Though handhelds and consoles were very divergent in the past, "Mr. Iwata says... technological advances have narrowed the architectural difference between the two," Inagaki wrote. "He adds he doesn’t know yet whether the two hardware will be merged in the future, but the two will become more like 'brothers.'"
Nintendo merged its console and handheld divisions
almost a year ago.
Instead, as expected, Nintendo hopes to get people to sign up for Nintendo Network IDs on smartphones and interact with the company that way. According to Gibson, Iwata said NNIDs, which are already used on the Wii U and 3DS, will be used in its future handheld and console devices -- confirming the company has no plans to give up its core hardware business.
Instead, it plans to create new services based around the Nintendo Network to build network-based, not device-based, relationships with its customers, Gibson wrote. This service will not be designed to make a profit, but "advertising is not enough, it needs to be fun and engaging."
Nintendo may have no plans to go third-party, but according to the Wall Street Journal, Iwata mentioned plans to license its characters to new partners -- to "expand exposure," per Gibson. However, if this will undermine its own titles, Nintendo will not sign a deal. The company is already in talks with partners to do so, Iwata said.
Sailing Back to the Blue Ocean
The company found great success with the original Nintendo DS and the Wii by targeting a consumer base which had not approached video games before -- and Iwata said at the meeting that over the next 10 years, the company hopes to find more success by creating a health-based business.

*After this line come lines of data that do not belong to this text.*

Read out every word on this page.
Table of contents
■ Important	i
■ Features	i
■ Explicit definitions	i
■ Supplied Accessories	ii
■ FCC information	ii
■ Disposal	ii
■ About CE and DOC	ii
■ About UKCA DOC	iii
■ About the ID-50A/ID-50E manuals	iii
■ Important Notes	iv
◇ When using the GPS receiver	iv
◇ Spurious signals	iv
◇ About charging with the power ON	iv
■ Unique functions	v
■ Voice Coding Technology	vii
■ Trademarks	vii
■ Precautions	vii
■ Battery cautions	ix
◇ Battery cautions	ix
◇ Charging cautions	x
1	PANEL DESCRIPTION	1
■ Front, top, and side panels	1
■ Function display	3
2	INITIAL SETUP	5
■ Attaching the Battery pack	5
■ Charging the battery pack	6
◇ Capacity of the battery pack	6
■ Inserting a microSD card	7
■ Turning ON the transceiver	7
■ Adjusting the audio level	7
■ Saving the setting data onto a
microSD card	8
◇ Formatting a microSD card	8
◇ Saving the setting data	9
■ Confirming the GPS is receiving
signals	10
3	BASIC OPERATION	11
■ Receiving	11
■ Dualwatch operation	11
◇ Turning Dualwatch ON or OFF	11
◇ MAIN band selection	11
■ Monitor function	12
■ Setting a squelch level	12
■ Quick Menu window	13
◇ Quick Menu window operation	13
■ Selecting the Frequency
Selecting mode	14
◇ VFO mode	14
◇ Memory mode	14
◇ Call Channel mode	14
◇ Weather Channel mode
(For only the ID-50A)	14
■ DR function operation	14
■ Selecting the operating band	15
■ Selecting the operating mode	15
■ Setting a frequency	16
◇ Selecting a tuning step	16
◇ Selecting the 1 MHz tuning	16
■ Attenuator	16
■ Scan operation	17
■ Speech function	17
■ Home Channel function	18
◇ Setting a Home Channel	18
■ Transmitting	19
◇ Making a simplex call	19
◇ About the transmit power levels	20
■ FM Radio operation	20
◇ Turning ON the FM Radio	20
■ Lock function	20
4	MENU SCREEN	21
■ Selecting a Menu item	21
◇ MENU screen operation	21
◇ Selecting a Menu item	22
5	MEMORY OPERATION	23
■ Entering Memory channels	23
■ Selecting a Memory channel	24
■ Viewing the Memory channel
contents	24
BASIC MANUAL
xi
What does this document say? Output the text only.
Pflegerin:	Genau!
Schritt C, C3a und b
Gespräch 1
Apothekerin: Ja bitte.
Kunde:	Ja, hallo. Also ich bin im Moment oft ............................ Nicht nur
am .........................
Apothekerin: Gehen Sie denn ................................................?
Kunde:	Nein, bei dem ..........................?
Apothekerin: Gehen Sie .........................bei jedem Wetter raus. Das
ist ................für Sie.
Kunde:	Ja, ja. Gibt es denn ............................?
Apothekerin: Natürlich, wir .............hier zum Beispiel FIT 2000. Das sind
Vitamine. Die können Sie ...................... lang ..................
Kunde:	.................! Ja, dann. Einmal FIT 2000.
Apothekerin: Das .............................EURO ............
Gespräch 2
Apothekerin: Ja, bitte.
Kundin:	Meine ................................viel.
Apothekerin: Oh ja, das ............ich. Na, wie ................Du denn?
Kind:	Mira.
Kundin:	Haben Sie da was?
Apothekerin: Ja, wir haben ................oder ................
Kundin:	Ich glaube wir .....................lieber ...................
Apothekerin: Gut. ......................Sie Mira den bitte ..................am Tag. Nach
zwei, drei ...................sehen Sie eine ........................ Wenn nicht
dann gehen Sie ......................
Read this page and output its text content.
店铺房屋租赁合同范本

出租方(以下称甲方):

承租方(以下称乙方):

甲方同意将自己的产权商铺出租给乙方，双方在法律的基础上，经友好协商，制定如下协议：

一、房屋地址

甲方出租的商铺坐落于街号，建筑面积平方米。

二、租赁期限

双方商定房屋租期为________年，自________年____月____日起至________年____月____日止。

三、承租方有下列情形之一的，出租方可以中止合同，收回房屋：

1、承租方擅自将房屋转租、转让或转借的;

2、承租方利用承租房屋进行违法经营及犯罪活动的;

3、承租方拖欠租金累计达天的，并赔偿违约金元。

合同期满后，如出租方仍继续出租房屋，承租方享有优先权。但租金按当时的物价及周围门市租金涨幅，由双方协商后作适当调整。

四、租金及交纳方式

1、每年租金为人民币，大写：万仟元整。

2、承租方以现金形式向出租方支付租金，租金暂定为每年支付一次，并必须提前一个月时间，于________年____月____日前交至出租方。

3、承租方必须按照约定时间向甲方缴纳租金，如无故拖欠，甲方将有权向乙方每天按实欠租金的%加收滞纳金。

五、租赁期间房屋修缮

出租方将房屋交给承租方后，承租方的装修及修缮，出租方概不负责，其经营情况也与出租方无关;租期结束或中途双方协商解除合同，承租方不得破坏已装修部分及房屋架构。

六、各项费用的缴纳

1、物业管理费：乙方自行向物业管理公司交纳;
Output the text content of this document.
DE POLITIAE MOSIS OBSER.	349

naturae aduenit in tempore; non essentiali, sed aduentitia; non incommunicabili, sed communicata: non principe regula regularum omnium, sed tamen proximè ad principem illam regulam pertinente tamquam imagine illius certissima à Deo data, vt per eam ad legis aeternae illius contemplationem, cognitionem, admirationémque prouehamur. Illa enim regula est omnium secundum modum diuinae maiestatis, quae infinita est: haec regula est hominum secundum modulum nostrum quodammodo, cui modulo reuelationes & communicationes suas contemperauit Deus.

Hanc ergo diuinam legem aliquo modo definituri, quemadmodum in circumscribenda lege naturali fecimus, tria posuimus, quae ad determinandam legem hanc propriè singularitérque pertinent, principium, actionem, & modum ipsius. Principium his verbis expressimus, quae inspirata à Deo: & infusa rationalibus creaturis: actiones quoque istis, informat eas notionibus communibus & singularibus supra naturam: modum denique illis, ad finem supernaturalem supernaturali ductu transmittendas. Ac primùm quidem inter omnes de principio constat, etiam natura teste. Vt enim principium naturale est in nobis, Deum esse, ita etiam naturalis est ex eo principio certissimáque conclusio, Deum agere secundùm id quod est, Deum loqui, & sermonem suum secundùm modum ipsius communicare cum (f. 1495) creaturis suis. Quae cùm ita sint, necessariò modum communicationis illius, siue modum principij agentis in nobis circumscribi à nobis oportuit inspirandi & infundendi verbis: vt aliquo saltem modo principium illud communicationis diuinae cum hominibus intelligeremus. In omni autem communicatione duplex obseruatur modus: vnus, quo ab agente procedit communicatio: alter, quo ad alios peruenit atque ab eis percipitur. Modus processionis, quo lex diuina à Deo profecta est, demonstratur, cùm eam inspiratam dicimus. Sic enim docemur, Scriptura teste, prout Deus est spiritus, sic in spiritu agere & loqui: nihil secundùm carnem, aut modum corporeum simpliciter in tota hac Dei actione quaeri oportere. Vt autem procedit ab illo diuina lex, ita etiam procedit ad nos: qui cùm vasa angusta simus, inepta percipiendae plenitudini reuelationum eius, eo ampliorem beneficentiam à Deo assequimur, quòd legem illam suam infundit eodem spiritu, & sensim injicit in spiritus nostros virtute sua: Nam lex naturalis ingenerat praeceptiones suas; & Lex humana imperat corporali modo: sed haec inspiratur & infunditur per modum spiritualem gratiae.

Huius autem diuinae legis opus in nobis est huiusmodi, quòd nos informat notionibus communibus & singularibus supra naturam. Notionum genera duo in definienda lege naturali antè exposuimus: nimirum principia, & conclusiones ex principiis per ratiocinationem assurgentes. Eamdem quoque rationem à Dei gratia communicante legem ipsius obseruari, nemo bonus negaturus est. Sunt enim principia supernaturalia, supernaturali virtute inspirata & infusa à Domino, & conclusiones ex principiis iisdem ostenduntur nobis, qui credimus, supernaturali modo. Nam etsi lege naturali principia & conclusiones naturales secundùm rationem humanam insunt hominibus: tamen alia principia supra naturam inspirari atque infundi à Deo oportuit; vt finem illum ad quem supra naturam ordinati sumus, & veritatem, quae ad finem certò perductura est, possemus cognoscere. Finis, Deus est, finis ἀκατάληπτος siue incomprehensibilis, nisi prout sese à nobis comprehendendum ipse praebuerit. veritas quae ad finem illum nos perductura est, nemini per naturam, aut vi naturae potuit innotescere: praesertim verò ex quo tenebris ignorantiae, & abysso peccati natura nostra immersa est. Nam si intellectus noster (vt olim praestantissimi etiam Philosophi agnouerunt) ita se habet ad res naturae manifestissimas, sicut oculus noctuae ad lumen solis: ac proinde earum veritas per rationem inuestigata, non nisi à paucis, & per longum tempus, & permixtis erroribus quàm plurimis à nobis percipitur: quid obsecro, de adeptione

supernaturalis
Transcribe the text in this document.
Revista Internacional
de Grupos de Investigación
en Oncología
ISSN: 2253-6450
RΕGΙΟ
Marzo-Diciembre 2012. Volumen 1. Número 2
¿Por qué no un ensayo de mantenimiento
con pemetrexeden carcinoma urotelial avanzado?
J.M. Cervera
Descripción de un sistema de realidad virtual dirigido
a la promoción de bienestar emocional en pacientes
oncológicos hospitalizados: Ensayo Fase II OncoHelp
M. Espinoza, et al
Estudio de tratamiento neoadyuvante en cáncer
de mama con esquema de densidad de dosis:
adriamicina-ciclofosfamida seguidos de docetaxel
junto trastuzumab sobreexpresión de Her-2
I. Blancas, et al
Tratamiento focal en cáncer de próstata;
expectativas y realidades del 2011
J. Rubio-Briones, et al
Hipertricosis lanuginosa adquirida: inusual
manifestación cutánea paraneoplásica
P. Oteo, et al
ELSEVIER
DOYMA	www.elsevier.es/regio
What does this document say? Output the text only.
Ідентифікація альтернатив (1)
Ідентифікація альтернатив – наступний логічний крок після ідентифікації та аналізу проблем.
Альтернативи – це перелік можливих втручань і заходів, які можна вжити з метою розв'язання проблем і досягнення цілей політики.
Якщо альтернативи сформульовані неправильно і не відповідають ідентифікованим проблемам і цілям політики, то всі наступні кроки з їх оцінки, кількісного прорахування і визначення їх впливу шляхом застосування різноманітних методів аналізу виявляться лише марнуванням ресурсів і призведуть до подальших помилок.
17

The goal is "enhancing the quality of life through entertainment," wrote Inagaki, by creating what Gibson called a "quality of life platform" that will "propose [a] healthy structure for day-to-day" life via non-wearable devices -- though the company wouldn't explain what "non-wearable devices" are. Iwata expects "synergies between games platform and QOL platform," tweeted Gibson.
Nintendo's game design guru Shigeru Miyamoto promised that the company is building a "flagship title" to demonstrate the power of its quality of life platform, Gibson wrote.
Further details about these devices will be revealed later in the year, Iwata said. The quality of life platform will roll out in April 2015, Gibson wrote.
Over the next fiscal year, which begins this April, the 3DS "will be the driver" of Nintendo's business, wrote Gibson. The Wii U "will not provide big profit but software titles will drive restoration," he tweeted.
Iwata has "never considered quitting," reports the Wall Street Journal, though he has taken a pay cut
as an admission of responsibility for the company's poor performance.
While the transition to the HD Wii U was rough for Nintendo, the Wall Street Journal's Inagaki wrote that Miyamoto promised that "there’s been an internal improvement in conditions for creating new titles."
Iwata expects increased interest in the Nintendo 3DS from global development teams thanks to its large install base, and as the Wii U rebounds, "third party will follow," per Gibson.